The importance of the U.S.-Japanese relationship has encouraged talk of a free trade arrangement between the two countries. But last week Richard Solomon, President Bush’s nominee as assistant secretary of state for the region and a chief architect of the new policy, said the United States intended to seek an “appropriate multilateral mechanism” to deal with trade, financial, technological and environmental issues for the region.

Solomon said Baker would unveil the proposals in a speech in New York today and during next month’s trip to Asia. Baker will attend the meeting of ASEAN, the diplomatic forum for Southeast Asian nations, before he moves on to the economic summit for main industrialized nations in Paris.

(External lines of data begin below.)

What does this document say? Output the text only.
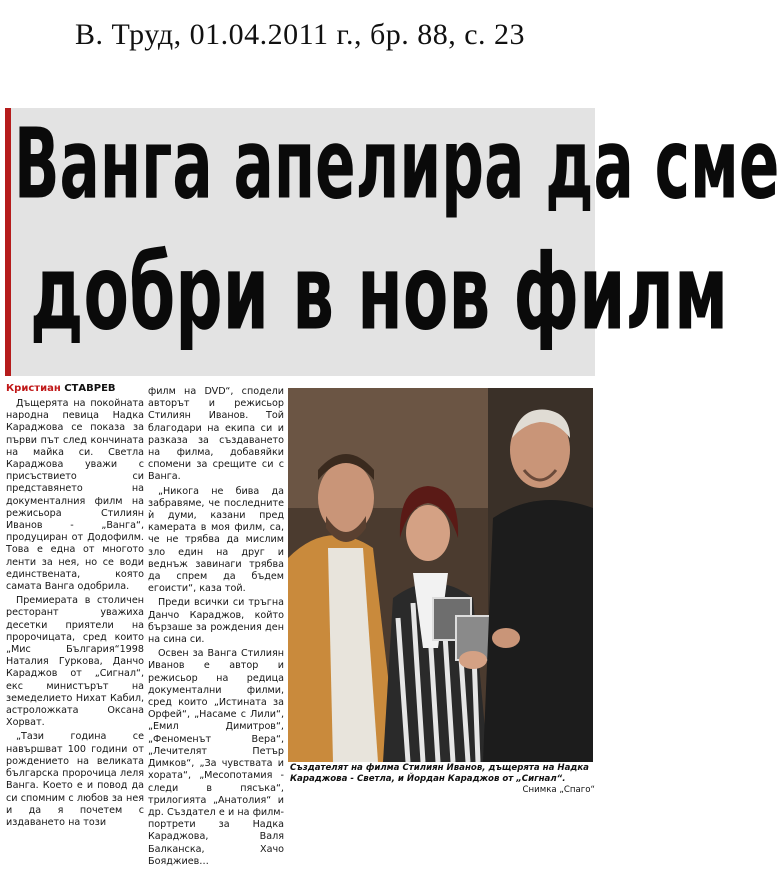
В. Труд, 01.04.2011 г., бр. 88, с. 23
Ванга апелира да сме
добри в нов филм
Кристиан СТАВРЕВ

Дъщерята на покойната народна певица Надка Караджова се показа за първи път след кончината на майка си. Светла Караджова уважи с присъствието си представянето на документалния филм на режисьора Стилиян Иванов - „Ванга“, продуциран от Додофилм. Това е една от многото ленти за нея, но се води единствената, която самата Ванга одобрила.

Премиерата в столичен ресторант уважиха десетки приятели на пророчицата, сред които „Мис България“1998 Наталия Гуркова, Данчо Караджов от „Сигнал“, екс министърът на земеделието Нихат Кабил, астроложката Оксана Хорват.

„Тази година се навършват 100 години от рождението на великата българска пророчица леля Ванга. Което е и повод да си спомним с любов за нея и да я почетем с издаването на този

филм на DVD“, сподели авторът и режисьор Стилиян Иванов. Той благодари на екипа си и разказа за създаването на филма, добавяйки спомени за срещите си с Ванга.

„Никога не бива да забравяме, че последните ѝ думи, казани пред камерата в моя филм, са, че не трябва да мислим зло един на друг и веднъж завинаги трябва да спрем да бъдем егоисти“, каза той.

Преди всички си тръгна Данчо Караджов, който бързаше за рождения ден на сина си.

Освен за Ванга Стилиян Иванов е автор и режисьор на редица документални филми, сред които „Истината за Орфей“, „Насаме с Лили“, „Емил Димитров“, „Феноменът Вера“, „Лечителят Петър Димков“, „За чувствата и хората“, „Месопотамия - следи в пясъка“, трилогията „Анатолия“ и др. Създател е и на филм-портрети за Надка Караджова, Валя Балканска, Хачо Бояджиев…

Създателят на филма Стилиян Иванов, дъщерята на Надка Караджова - Светла, и Йордан Караджов от „Сигнал“.
Снимка „Спаго“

U.S. policy toward Asia has slowly taken shape only this year, and the Administration is currently preoccupied with China. However, Sen. Bill Bradley (D-N.J.) has been pressing for what he calls a new Pacific Coalition, initially made up of eight countries. The group would be committed to reinforcing open trade, ensuring greater economic policy coordination and removing obstacles to growth.

Australia put forward its own proposals this year that envisaged similar cooperation and consultation among members along the lines of the Group of Seven meeting among the leading industrialized countries. Hawke wants to hold a meeting in the Pacific region in November and is expected to press Baker and Bush for early action.

The Australian plan also envisaged an economic secretariat that would analyze economic trends and identify areas of product duplication among countries. It is unclear whether the United States would support measures that looked like economic planning.